ShimadaMasatsugu/dpo-qwen-cot-merged
ShimadaMasatsugu/dpo-qwen-cot-merged is a fine-tuned Qwen3-4B-Instruct-2507 model, optimized using Direct Preference Optimization (DPO) via Unsloth. This model focuses on enhancing reasoning capabilities through Chain-of-Thought (CoT) and improving structured response quality. It is designed for applications requiring precise, aligned outputs, particularly in reasoning tasks.
Loading preview...
Model Overview
ShimadaMasatsugu/dpo-qwen-cot-merged is a specialized language model derived from the Qwen3-4B-Instruct-2507 base model. It has undergone Direct Preference Optimization (DPO) using the Unsloth library, with its 16-bit weights fully merged into the base model, eliminating the need for adapter loading.

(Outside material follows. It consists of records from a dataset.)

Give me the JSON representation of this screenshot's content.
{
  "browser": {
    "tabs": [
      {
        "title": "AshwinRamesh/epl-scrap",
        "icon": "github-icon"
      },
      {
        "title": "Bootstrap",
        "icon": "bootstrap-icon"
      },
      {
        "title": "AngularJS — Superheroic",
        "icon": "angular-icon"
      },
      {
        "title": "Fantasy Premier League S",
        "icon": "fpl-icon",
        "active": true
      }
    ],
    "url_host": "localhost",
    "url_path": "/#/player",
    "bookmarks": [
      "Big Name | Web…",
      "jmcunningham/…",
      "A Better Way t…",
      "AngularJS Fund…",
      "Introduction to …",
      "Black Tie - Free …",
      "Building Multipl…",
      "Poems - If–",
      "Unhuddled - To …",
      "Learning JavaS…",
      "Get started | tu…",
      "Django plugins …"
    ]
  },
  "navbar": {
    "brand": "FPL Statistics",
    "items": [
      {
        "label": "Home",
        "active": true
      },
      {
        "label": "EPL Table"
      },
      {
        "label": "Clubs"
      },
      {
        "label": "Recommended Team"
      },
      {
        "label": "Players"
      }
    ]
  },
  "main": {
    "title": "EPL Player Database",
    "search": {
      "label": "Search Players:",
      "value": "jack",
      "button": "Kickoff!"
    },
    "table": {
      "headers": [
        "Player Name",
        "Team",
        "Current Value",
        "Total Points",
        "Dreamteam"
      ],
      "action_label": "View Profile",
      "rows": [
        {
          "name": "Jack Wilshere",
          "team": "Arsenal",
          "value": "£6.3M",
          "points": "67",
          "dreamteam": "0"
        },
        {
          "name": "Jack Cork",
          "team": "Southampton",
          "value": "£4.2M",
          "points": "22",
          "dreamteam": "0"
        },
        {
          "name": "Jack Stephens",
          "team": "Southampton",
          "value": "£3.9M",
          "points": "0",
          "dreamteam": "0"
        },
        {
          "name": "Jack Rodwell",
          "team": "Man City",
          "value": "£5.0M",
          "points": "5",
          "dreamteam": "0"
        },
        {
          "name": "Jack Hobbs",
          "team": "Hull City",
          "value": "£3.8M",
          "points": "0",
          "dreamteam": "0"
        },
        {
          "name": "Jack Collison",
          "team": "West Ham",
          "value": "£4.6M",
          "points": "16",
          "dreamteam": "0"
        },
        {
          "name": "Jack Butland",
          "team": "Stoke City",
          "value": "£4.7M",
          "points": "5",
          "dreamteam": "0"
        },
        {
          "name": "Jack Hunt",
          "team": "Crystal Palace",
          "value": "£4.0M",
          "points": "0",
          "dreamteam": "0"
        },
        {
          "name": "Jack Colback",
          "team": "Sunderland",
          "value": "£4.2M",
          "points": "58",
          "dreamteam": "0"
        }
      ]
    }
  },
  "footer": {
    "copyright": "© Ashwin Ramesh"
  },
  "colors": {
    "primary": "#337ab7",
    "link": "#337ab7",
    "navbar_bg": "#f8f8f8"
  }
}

Key Capabilities & Optimization
This model's primary optimization objective was to align its responses with preferred outputs, specifically targeting:
- Improved Reasoning: Enhanced Chain-of-Thought (CoT) capabilities.
- Structured Response Quality: Better generation of structured outputs based on a preference dataset.
Training Details
The DPO fine-tuning process involved:
- Base Model: Qwen/Qwen3-4B-Instruct-2507
- Method: Direct Preference Optimization (DPO)
- Epochs: 1
- Learning Rate: 1e-07
- Max Sequence Length: 1024
- Training Data: Utilized the u-10bei/dpo-dataset-qwen-cot dataset.
Usage & Licensing
As a merged model, it can be directly used with the transformers library. The model is released under the MIT License, consistent with its training data, and users must also adhere to the original base model's license terms.